En una fantástica conversación con un gran economista e investigador chileno sobre la importancia del lenguaje y las formas en el dialogo institucional, él nombró al síndrome de la rana hervida ¡Que acertada analogía para lo que nos ocurre hoy en día!
El fenómeno de la violencia fue incorporándose tan lentamente en la idiosincrasia de nuestro país que actualmente, sólo nos sorprendemos si existe una bomba incendiaria o un arma de por medio. La relajación en las formas y el retroceso en la urbanidad, destruyen instituciones, sociedades y hasta generaciones enteras. Un ejemplo fue el primer foco de luz de la nación: el Instituto Nacional.
Primero, los adolescentes del Instituto Nacional comenzaron a tener charlas del FPMR dentro del colegio en el año 2014 y no se sopesó el peligro que eso significaba. Luego, aparecieron los overoles blancos y las molotov en el 2017, lo que no se cortó de raíz.
Finalmente, líderes políticos respaldaron las convocatorias a evasiones masivas en el pago del metro durante el 2019. ¿El resultado? La falta de voluntad para frenar a los violentistas, terminó por sepultar al que fue el mejor establecimiento educacional, gratuito y de calidad del país. La cuna de la movilidad social y de grandes políticos, intelectuales y empresarios de nuestra historia. Ya no queda nada. La rana falleció.
Desde el estallido social las formas de convivencia se han deteriorado en todos los ámbitos de la sociedad. Fue lento, pero permeó en todas las clases sociales, profesionales e instituciones.
En efecto, en octubre recién pasado, escribí en este medio una columna sobre el rol que ha tenido el ministro Marcel y los riesgos que existen al atacarlo destempladamente. La oposición técnica a las reformas es válida y necesaria, sin embargo, otra cosa muy distinta son los ataques personales.
Esta vez, las agresiones cruzaron la plaza de la ciudadanía y se dirigieron al Banco Central de Chile. El cual hace un tiempo, también está sufriendo el síndrome de la rana hervida.
En la comisión de constitución el día 14 de octubre de 2020, el entonces diputado y actual senador, Matías Walker (DC) mostró una inusual falta de cortesía con la institución, así como con su máxima autoridad.
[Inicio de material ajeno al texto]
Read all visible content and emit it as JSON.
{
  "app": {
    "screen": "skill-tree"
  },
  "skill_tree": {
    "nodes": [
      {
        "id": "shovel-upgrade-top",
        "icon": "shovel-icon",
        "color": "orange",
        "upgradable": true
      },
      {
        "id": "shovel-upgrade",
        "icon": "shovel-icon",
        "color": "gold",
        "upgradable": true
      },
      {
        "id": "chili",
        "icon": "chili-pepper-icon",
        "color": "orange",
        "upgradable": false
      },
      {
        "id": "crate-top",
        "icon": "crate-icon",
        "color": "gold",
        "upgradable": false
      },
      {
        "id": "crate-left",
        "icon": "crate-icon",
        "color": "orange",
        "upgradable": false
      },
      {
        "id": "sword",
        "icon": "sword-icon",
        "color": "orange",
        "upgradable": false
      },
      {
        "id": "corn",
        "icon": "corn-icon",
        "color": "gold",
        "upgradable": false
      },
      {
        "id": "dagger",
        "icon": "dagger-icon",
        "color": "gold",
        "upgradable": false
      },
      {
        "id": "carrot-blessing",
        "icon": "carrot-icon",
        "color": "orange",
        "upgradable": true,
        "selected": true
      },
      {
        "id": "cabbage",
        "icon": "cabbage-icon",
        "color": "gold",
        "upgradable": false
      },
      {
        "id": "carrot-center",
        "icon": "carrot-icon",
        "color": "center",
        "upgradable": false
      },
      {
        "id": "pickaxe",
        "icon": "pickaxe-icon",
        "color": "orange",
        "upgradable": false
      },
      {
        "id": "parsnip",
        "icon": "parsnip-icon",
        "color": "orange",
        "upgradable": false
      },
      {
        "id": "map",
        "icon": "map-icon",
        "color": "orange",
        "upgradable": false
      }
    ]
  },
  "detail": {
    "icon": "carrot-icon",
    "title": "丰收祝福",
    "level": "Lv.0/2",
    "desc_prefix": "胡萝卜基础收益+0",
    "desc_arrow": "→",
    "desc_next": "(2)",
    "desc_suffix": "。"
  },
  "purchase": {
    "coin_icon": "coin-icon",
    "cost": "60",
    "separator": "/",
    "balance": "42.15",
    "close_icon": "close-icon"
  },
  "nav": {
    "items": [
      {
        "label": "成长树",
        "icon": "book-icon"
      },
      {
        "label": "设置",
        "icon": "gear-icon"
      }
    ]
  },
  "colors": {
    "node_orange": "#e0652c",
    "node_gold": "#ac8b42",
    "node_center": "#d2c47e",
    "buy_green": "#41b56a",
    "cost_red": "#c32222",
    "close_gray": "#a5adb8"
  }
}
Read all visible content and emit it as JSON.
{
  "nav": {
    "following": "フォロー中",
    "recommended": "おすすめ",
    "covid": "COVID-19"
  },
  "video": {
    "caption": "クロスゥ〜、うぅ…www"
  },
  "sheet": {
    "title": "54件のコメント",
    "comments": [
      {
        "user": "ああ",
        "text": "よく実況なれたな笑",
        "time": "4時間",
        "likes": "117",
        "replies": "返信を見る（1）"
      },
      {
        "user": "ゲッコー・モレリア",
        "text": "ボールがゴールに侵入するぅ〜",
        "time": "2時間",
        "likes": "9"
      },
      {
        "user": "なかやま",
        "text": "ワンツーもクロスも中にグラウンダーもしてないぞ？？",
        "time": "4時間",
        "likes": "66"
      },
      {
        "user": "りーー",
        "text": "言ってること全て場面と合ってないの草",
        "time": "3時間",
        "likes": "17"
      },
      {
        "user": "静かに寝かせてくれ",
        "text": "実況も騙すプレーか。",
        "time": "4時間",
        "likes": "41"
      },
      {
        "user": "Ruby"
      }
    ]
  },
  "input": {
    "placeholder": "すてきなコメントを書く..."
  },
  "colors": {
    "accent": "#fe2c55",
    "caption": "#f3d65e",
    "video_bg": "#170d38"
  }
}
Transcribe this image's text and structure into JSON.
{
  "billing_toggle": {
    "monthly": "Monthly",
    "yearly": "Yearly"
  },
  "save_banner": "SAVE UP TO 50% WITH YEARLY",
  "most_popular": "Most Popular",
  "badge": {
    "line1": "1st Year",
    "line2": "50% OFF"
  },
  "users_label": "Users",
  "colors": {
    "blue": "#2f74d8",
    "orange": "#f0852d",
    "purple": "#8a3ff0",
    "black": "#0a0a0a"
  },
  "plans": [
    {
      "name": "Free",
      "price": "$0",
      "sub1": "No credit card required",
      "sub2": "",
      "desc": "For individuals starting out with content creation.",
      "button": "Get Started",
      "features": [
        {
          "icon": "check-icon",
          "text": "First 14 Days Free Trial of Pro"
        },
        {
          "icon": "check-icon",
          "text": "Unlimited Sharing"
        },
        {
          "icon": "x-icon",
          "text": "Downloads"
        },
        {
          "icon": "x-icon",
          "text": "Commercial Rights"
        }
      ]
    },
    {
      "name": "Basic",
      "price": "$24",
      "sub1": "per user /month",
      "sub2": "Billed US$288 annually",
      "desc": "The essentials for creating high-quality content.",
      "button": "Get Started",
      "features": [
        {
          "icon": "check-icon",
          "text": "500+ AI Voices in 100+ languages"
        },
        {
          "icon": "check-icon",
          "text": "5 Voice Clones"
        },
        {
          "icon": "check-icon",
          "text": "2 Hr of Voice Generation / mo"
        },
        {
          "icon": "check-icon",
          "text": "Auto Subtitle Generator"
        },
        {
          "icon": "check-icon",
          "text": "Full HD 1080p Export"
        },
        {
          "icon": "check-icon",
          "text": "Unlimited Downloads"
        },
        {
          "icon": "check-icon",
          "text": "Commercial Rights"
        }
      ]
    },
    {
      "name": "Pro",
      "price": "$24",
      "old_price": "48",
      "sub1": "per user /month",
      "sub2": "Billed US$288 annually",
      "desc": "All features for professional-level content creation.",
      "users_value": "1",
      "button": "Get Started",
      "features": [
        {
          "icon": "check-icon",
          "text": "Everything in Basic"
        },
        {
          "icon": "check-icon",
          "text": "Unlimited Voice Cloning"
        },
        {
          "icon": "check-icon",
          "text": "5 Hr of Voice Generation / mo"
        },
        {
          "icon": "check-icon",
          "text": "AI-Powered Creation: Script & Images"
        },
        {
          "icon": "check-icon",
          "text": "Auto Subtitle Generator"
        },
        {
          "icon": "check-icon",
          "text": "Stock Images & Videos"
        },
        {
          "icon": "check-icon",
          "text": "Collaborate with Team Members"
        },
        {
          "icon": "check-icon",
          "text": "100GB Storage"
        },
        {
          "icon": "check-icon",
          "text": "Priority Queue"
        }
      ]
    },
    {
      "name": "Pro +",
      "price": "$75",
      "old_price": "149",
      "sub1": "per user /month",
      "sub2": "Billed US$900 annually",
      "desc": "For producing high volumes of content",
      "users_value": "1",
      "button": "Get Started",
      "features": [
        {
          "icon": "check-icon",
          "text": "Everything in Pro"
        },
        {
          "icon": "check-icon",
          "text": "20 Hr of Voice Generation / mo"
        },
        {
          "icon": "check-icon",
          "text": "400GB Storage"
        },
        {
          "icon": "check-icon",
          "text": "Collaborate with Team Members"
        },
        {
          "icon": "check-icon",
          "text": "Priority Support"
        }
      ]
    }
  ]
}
En una discusión trascendental para el cumplimiento del objetivo principal del Banco Central -controlar la inflación-, el legislador con total indiferencia le ofrece la palabra al presidente del instituto emisor por “10 minutos”, en circunstancias que debía presentar un profundo análisis económico y financiero con ribetes de riesgo sistémico, ¡10 minutos!
Posteriormente, desde la descortesía pasamos a la grosería. En el año 2021 la diputada Pamela Jiles trató de “alaraco” al presidente del Banco Central. Y esta semana, se incitó a la violencia de forma textual.
El pasado 9 de mayo, en la Comisión de Constitución, el diputado Gaspar Rivas – quien llegó atrasado a la reunión – vociferó como respuesta a la presentación de la presidente Costa: “El Banco Central tiene que arder”. ¿Perdón? En el Congreso de la República, en una instancia formal del poder legislativo, donde se invita a una de las instituciones con los profesionales y técnicos más prestigiosos del país, un representante del poder legislativo llama a destruir el instituto emisor, y lo peor es que nadie reacciona. ¿Por qué? Porque ya todos están inconscientemente acostumbrados a la violencia y la grosería.
Un país incivilizado a estos extremos no puede ofrecer gobernabilidad, lo que conlleva carencia de inversión, baches para el crecimiento sostenible y un retroceso en nuestro largo camino hacia el desarrollo, que es precisamente lo que estamos viviendo hoy en día.
Finalmente, tenga en cuenta que, si al terminar de leer esta columna, usted piensa que estos signos de violencia son una exageración, le comento que usted podría estar sufriendo el síndrome de la rana hervida.